Bruxelles est verte-grise-verte.
Et puis elle possède, comme toutes les villes du nord, cette condition surprenante quand nous venons des contrées méditerranéennes. Une condition infligée à tout un chacun, soyons nous d’appartenance bourgeoise ou populaire : celle d’une vie menée essentiellement dans des espaces intérieurs. Nous nous habituons, jour après jour, à voyager en ville sans vraiment y être, comme si les rues et les trottoirs n’existaient que pour nous mener d’un point a vers un point b – qui, seront, inévitablement, des pièces fermées, protégées de toute agression extérieure.
Pour moi, grandi à Porto, la presque inéluctable trinité du métro, boulot et dodo gagne ici toute une nouvelle dimension. C’est aussi l’une des raisons qui me poussent à m’intéresser au paysage du logement de Bruxelles : en quelque part, et c’est une sensation renforcée de manière inévitable par les nouages lourdes et proches, nous sortons rarement de l’espèce de sous-marin qui est notre domicile. Oui, les bruxellois vivent entre-portes et souvent sans balcon, terrace ou d’autres bouts d’espace qui puissent tenir lieu de périscope.
La collection d’images d’appartements à louer prises sur internet par Michel Reuss peut se métamorphoser très vite en allégorie de l’existence dans une ville. En regardant ces images j’ai la même réaction vis-à-vis de cette grisaille parfois triste et illisible: si Bruxelles est une ville de laquelle on se méfie au premier abord, la collection quasi infinie de détails cocasses qui la ponctuent nous fait, à la fin de quelques mois, aimer ce martyr de projets mégalomanes et de spéculation immobilière. Ainsi, la poésie de Bruxelles respire à travers ces détails, sur les décombres de la bruxellisation.
Maintes confidences sortent de ces photos. De l’amusement, certes, et de l’étonnement, comme si une deuxième couche de lecture émanait d’appartements apparemment banals. Puis nous aménageons un parcours, une narrative, comme si un certain ordre des images pouvait mener à une formule magique et nous révéler davantage. En quelque part, c’est dans les images le plus austères qui se trouvent les secrets le mieux gardés. A la fin, ces mêmes images nous semblent hantées.
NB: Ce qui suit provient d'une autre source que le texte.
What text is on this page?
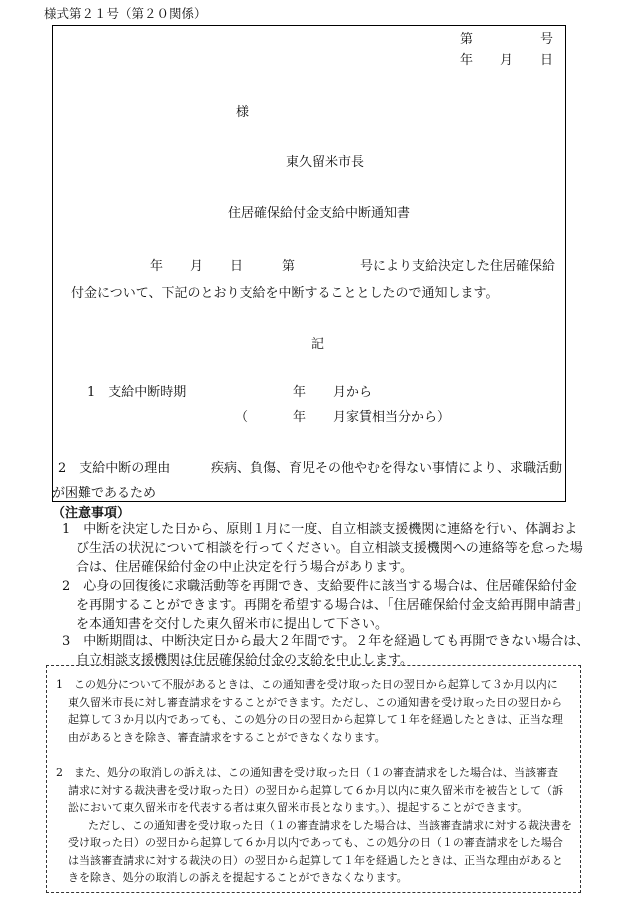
様式第２１号（第２０関係）
第	号
年 月 日
様
東久留米市長
住居確保給付金支給中断通知書
年 月 日	第	号により支給決定した住居確保給
付金について、下記のとおり支給を中断することとしたので通知します。
記
1　支給中断時期	年 月から
（	年 月家賃相当分から）
2　支給中断の理由	疾病、負傷、育児その他やむを得ない事情により、求職活動
が困難であるため
（注意事項）
1　中断を決定した日から、原則１月に一度、自立相談支援機関に連絡を行い、体調およ
び生活の状況について相談を行ってください。自立相談支援機関への連絡等を怠った場
合は、住居確保給付金の中止決定を行う場合があります。
2　心身の回復後に求職活動等を再開でき、支給要件に該当する場合は、住居確保給付金
を再開することができます。再開を希望する場合は、「住居確保給付金支給再開申請書」
を本通知書を交付した東久留米市に提出して下さい。
3　中断期間は、中断決定日から最大２年間です。２年を経過しても再開できない場合は、
自立相談支援機関は住居確保給付金の支給を中止します。
1　この処分について不服があるときは、この通知書を受け取った日の翌日から起算して３か月以内に
東久留米市長に対し審査請求をすることができます。ただし、この通知書を受け取った日の翌日から
起算して３か月以内であっても、この処分の日の翌日から起算して１年を経過したときは、正当な理
由があるときを除き、審査請求をすることができなくなります。
2　また、処分の取消しの訴えは、この通知書を受け取った日（１の審査請求をした場合は、当該審査
請求に対する裁決書を受け取った日）の翌日から起算して６か月以内に東久留米市を被告として（訴
訟において東久留米市を代表する者は東久留米市長となります。）、提起することができます。
ただし、この通知書を受け取った日（１の審査請求をした場合は、当該審査請求に対する裁決書を
受け取った日）の翌日から起算して６か月以内であっても、この処分の日（１の審査請求をした場合
は当該審査請求に対する裁決の日）の翌日から起算して１年を経過したときは、正当な理由があると
きを除き、処分の取消しの訴えを提起することができなくなります。
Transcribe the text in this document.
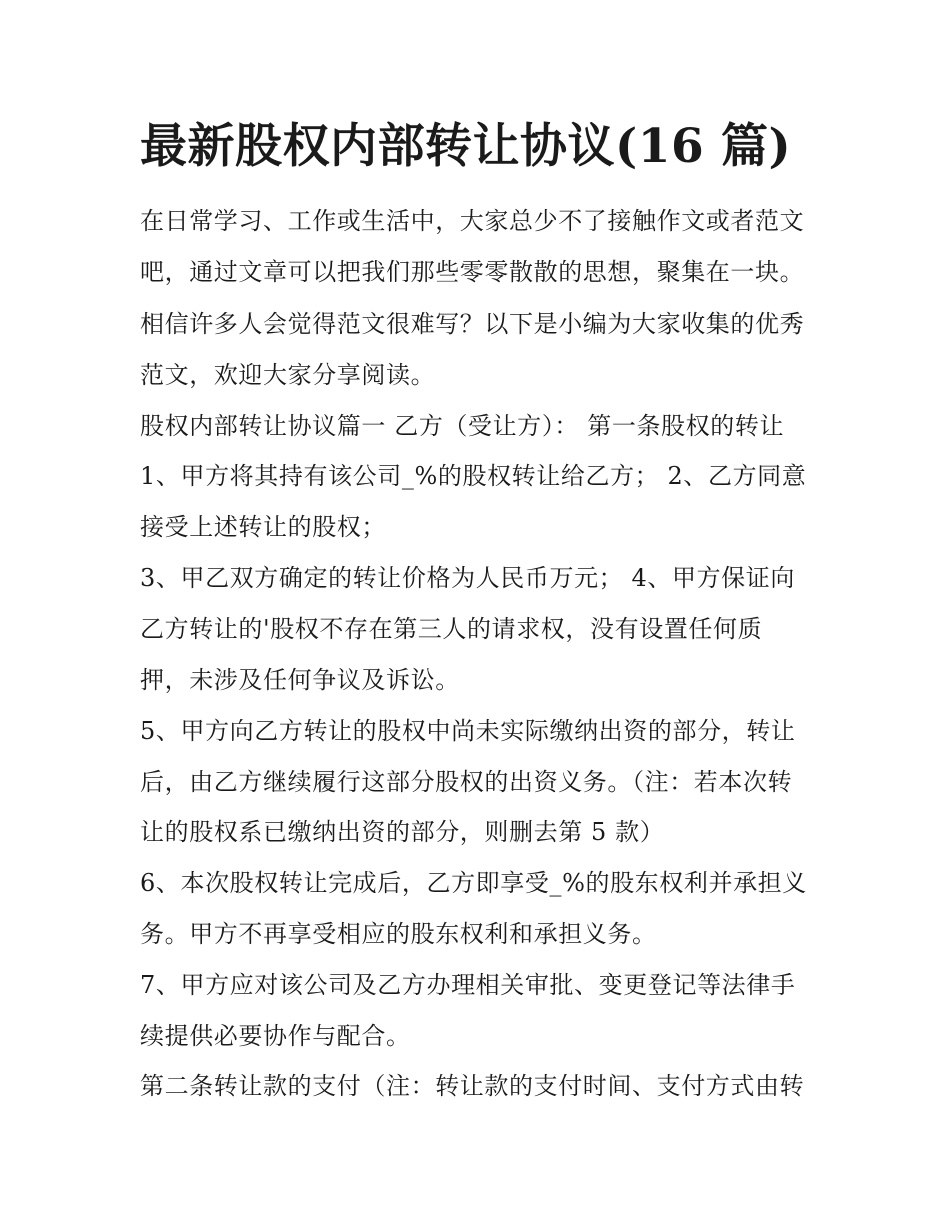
最新股权内部转让协议(16 篇)

在日常学习、工作或生活中，大家总少不了接触作文或者范文

吧，通过文章可以把我们那些零零散散的思想，聚集在一块。

相信许多人会觉得范文很难写？以下是小编为大家收集的优秀

范文，欢迎大家分享阅读。

股权内部转让协议篇一 乙方（受让方）： 第一条股权的转让

1、甲方将其持有该公司_%的股权转让给乙方； 2、乙方同意

接受上述转让的股权；

3、甲乙双方确定的转让价格为人民币万元； 4、甲方保证向

乙方转让的'股权不存在第三人的请求权，没有设置任何质

押，未涉及任何争议及诉讼。

5、甲方向乙方转让的股权中尚未实际缴纳出资的部分，转让

后，由乙方继续履行这部分股权的出资义务。（注：若本次转

让的股权系已缴纳出资的部分，则删去第 5 款）

6、本次股权转让完成后，乙方即享受_%的股东权利并承担义

务。甲方不再享受相应的股东权利和承担义务。

7、甲方应对该公司及乙方办理相关审批、变更登记等法律手

续提供必要协作与配合。

第二条转让款的支付（注：转让款的支付时间、支付方式由转
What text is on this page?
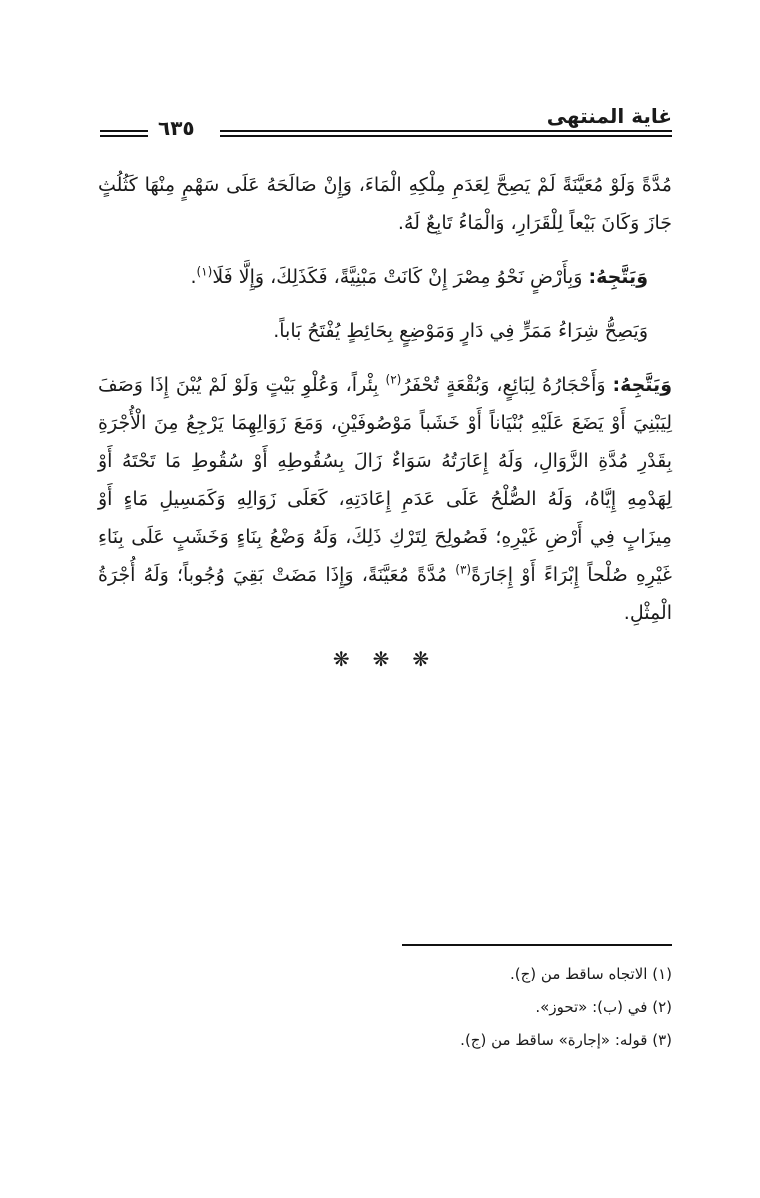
غاية المنتهى
٦٣٥

مُدَّةً وَلَوْ مُعَيَّنَةً لَمْ يَصِحَّ لِعَدَمِ مِلْكِهِ الْمَاءَ، وَإِنْ صَالَحَهُ عَلَى سَهْمٍ مِنْهَا كَثُلُثٍ جَازَ وَكَانَ بَيْعاً لِلْقَرَارِ، وَالْمَاءُ تَابِعٌ لَهُ.

وَيَتَّجِهُ: وَبِأَرْضٍ نَحْوُ مِصْرَ إِنْ كَانَتْ مَبْنِيَّةً، فَكَذَلِكَ، وَإِلَّا فَلَا$^{(١)}$.

وَيَصِحُّ شِرَاءُ مَمَرٍّ فِي دَارٍ وَمَوْضِعٍ بِحَائِطٍ يُفْتَحُ بَاباً.

وَيَتَّجِهُ: وَأَحْجَارُهُ لِبَائِعٍ، وَبُقْعَةٍ تُحْفَرُ$^{(٢)}$ بِئْراً، وَعُلْوِ بَيْتٍ وَلَوْ لَمْ يُبْنَ إِذَا وَصَفَ لِيَبْنِيَ أَوْ يَضَعَ عَلَيْهِ بُنْيَاناً أَوْ خَشَباً مَوْصُوفَيْنِ، وَمَعَ زَوَالِهِمَا يَرْجِعُ مِنَ الْأُجْرَةِ بِقَدْرِ مُدَّةِ الزَّوَالِ، وَلَهُ إِعَارَتُهُ سَوَاءٌ زَالَ بِسُقُوطِهِ أَوْ سُقُوطِ مَا تَحْتَهُ أَوْ لِهَدْمِهِ إِيَّاهُ، وَلَهُ الصُّلْحُ عَلَى عَدَمِ إِعَادَتِهِ، كَعَلَى زَوَالِهِ وَكَمَسِيلِ مَاءٍ أَوْ مِيزَابٍ فِي أَرْضِ غَيْرِهِ؛ فَصُولِحَ لِتَرْكِ ذَلِكَ، وَلَهُ وَضْعُ بِنَاءٍ وَخَشَبٍ عَلَى بِنَاءِ غَيْرِهِ صُلْحاً إِبْرَاءً أَوْ إِجَارَةً$^{(٣)}$ مُدَّةً مُعَيَّنَةً، وَإِذَا مَضَتْ بَقِيَ وُجُوباً؛ وَلَهُ أُجْرَةُ الْمِثْلِ.

❋ ❋ ❋
(١) الاتجاه ساقط من (ج).
(٢) في (ب): «تحوز».
(٣) قوله: «إجارة» ساقط من (ج).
j’adore ce texte : il s’y passe beaucoup de choses.
on y retrouve tes critiques, que je sais nombreuses, sur notre ville. mais aussi ta fascination. cette ville qui t’a adpotée, que tu as adopté aussi, parait t’intriguer autant que te désoler. ça me fait le meme effet:
quelques fois elle me fait rire de ridicule, mais souvent je me souviens de ses qualités et me délecte d’y être…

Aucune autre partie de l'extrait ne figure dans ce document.